Entrepreneurial young Egyptians are helping combat their country's huge plastic waste problem by recycling junk-food wrappers, water bottles and similar garbage that usually ends up in landfills or the Nile.
At a factory on the outskirts of Cairo, run by their startup TileGreen, noisy machines gobble up huge amounts of plastic scraps of all colours, shred them and turn them into a thick liquid.
The sludge -- made from all kinds of plastic, even single-use shopping bags -- is then moulded into dark, compact bricks that are used as outdoor pavers for walkways and garages.
"They're twice as strong as concrete," boasts co-founder Khaled Raafat, 24, slamming one onto the floor for emphasis.
Each tile takes about "125 plastic bags out of the environment", says his business partner Amr Shalan, 26, raising his voice above the din of the machines.
Raafat said the company uses even low-grade plastics and products "made of many different layers of plastic and aluminium that are nearly impossible to separate and recycle sustainably".
Microplastics in the water concentrate in marine life, threatening the health of people who consume seafood and fish caught in Africa's mighty waterway -- mirroring what has become a worldwide environmental scourge.
TileGreen, launched in 2021, aims to "recycle three billion to five billion plastic bags by 2025", said Shalan, AFP reported.

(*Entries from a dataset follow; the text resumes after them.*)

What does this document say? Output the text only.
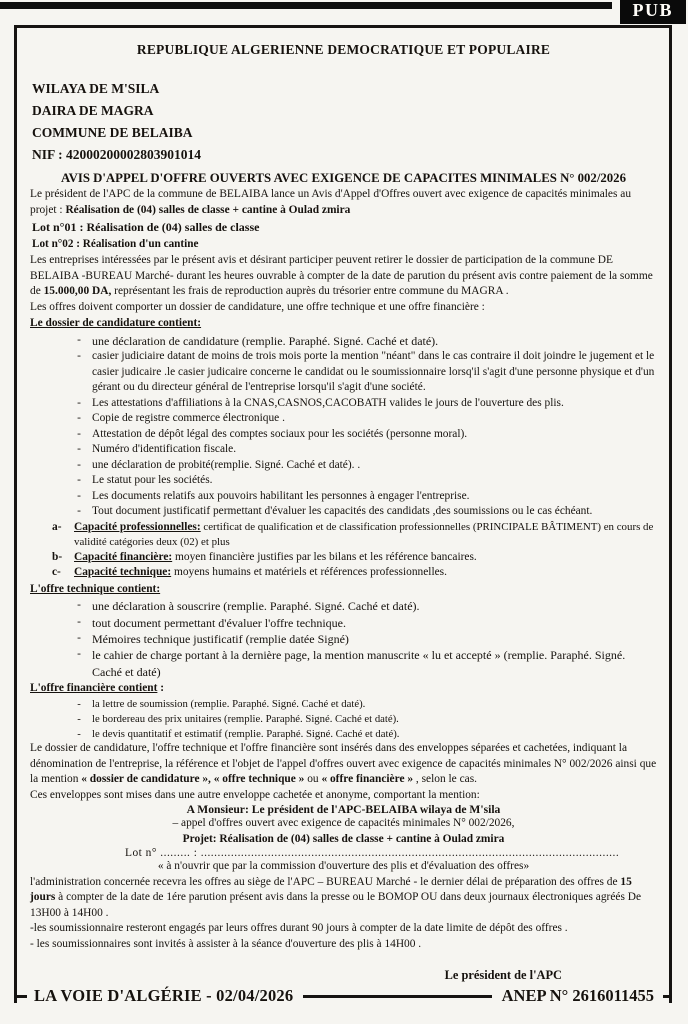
PUB
REPUBLIQUE ALGERIENNE DEMOCRATIQUE ET POPULAIRE
WILAYA DE M'SILA
DAIRA DE MAGRA
COMMUNE DE BELAIBA
NIF : 42000200002803901014
AVIS D'APPEL D'OFFRE OUVERTS AVEC EXIGENCE DE CAPACITES MINIMALES N° 002/2026

Le président de l'APC de la commune de BELAIBA lance un Avis d'Appel d'Offres ouvert avec exigence de capacités minimales au projet : Réalisation de (04) salles de classe + cantine à Oulad zmira

Lot n°01 : Réalisation de (04) salles de classe
Lot n°02 : Réalisation d'un cantine

Les entreprises intéressées par le présent avis et désirant participer peuvent retirer le dossier de participation de la commune DE BELAIBA -BUREAU Marché- durant les heures ouvrable à compter de la date de parution du présent avis contre paiement de la somme de 15.000,00 DA, représentant les frais de reproduction auprès du trésorier entre commune du MAGRA .

Les offres doivent comporter un dossier de candidature, une offre technique et une offre financière :

Le dossier de candidature contient:
- une déclaration de candidature (remplie. Paraphé. Signé. Caché et daté).
- casier judiciaire datant de moins de trois mois porte la mention "néant" dans le cas contraire il doit joindre le jugement et le casier judicaire .le casier judicaire concerne le candidat ou le soumissionnaire lorsq'il s'agit d'une personne physique et d'un gérant ou du directeur général de l'entreprise lorsqu'il s'agit d'une société.
- Les attestations d'affiliations à la CNAS,CASNOS,CACOBATH valides le jours de l'ouverture des plis.
- Copie de registre commerce électronique .
- Attestation de dépôt légal des comptes sociaux pour les sociétés (personne moral).
- Numéro d'identification fiscale.
- une déclaration de probité(remplie. Signé. Caché et daté). .
- Le statut pour les sociétés.
- Les documents relatifs aux pouvoirs habilitant les personnes à engager l'entreprise.
- Tout document justificatif permettant d'évaluer les capacités des candidats ,des soumissions ou le cas échéant.
a-	Capacité professionnelles: certificat de qualification et de classification professionnelles (PRINCIPALE BÂTIMENT) en cours de validité catégories deux (02) et plus
b-	Capacité financière: moyen financière justifies par les bilans et les référence bancaires.
c-	Capacité technique: moyens humains et matériels et références professionnelles.
L'offre technique contient:
- une déclaration à souscrire (remplie. Paraphé. Signé. Caché et daté).
- tout document permettant d'évaluer l'offre technique.
- Mémoires technique justificatif (remplie datée Signé)
- le cahier de charge portant à la dernière page, la mention manuscrite « lu et accepté » (remplie. Paraphé. Signé. Caché et daté)
L'offre financière contient :
-	la lettre de soumission (remplie. Paraphé. Signé. Caché et daté).
-	le bordereau des prix unitaires (remplie. Paraphé. Signé. Caché et daté).
-	le devis quantitatif et estimatif (remplie. Paraphé. Signé. Caché et daté).

Le dossier de candidature, l'offre technique et l'offre financière sont insérés dans des enveloppes séparées et cachetées, indiquant la dénomination de l'entreprise, la référence et l'objet de l'appel d'offres ouvert avec exigence de capacités minimales N° 002/2026 ainsi que la mention « dossier de candidature », « offre technique » ou « offre financière » , selon le cas.

Ces enveloppes sont mises dans une autre enveloppe cachetée et anonyme, comportant la mention:

A Monsieur: Le président de l'APC-BELAIBA wilaya de M'sila
– appel d'offres ouvert avec exigence de capacités minimales N° 002/2026,
Projet: Réalisation de (04) salles de classe + cantine à Oulad zmira
Lot n° ......... : .............................................................................................................................
« à n'ouvrir que par la commission d'ouverture des plis et d'évaluation des offres»

l'administration concernée recevra les offres au siège de l'APC – BUREAU Marché - le dernier délai de préparation des offres de 15 jours à compter de la date de 1ére parution présent avis dans la presse ou le BOMOP OU dans deux journaux électroniques agréés De 13H00 à 14H00 .

-les soumissionnaire resteront engagés par leurs offres durant 90 jours à compter de la date limite de dépôt des offres .
- les soumissionnaires sont invités à assister à la séance d'ouverture des plis à 14H00 .
Le président de l'APC
LA VOIE D'ALGÉRIE - 02/04/2026	ANEP N° 2616011455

The start-up last year started selling its outdoor tiles, of which it has produced some 40,000 so far, and plans to expand into other products usually made from cement.
Egypt, a country of 104 million, has pledged to more than halve its annual consumption of single-use plastics by 2030 and to build multiple new waste management plants.
Low-quality plastics such as food wrappers are incinerated to power a cement factory which, Fawzy said, keeps "the environment clean with air filters and a sensitive monitoring system."
"We can't clean up the environment in one spot just to pollute elsewhere," he said.
The Egyptian programs are part of a battle against a global scourge.
Less than 10 percent of the world's plastic is recycled, according to the Organization for Economic Cooperation and Development.
The OECD said last year that annual production of fossil-fuel-based plastics is set to top 1.2 billion tonnes by 2060, with waste exceeding one billion tonnes.
In Egypt, activists have hailed what they see as a youth-led push for sustainability that has created demand for environmentally-minded solutions and products.
But while the change is welcome, they say it remains insufficient.
"What these initiatives have done is find a way to create a value chain, and there's clearly demand," said Mohamed Kamal, co-director of environmental group Greenish.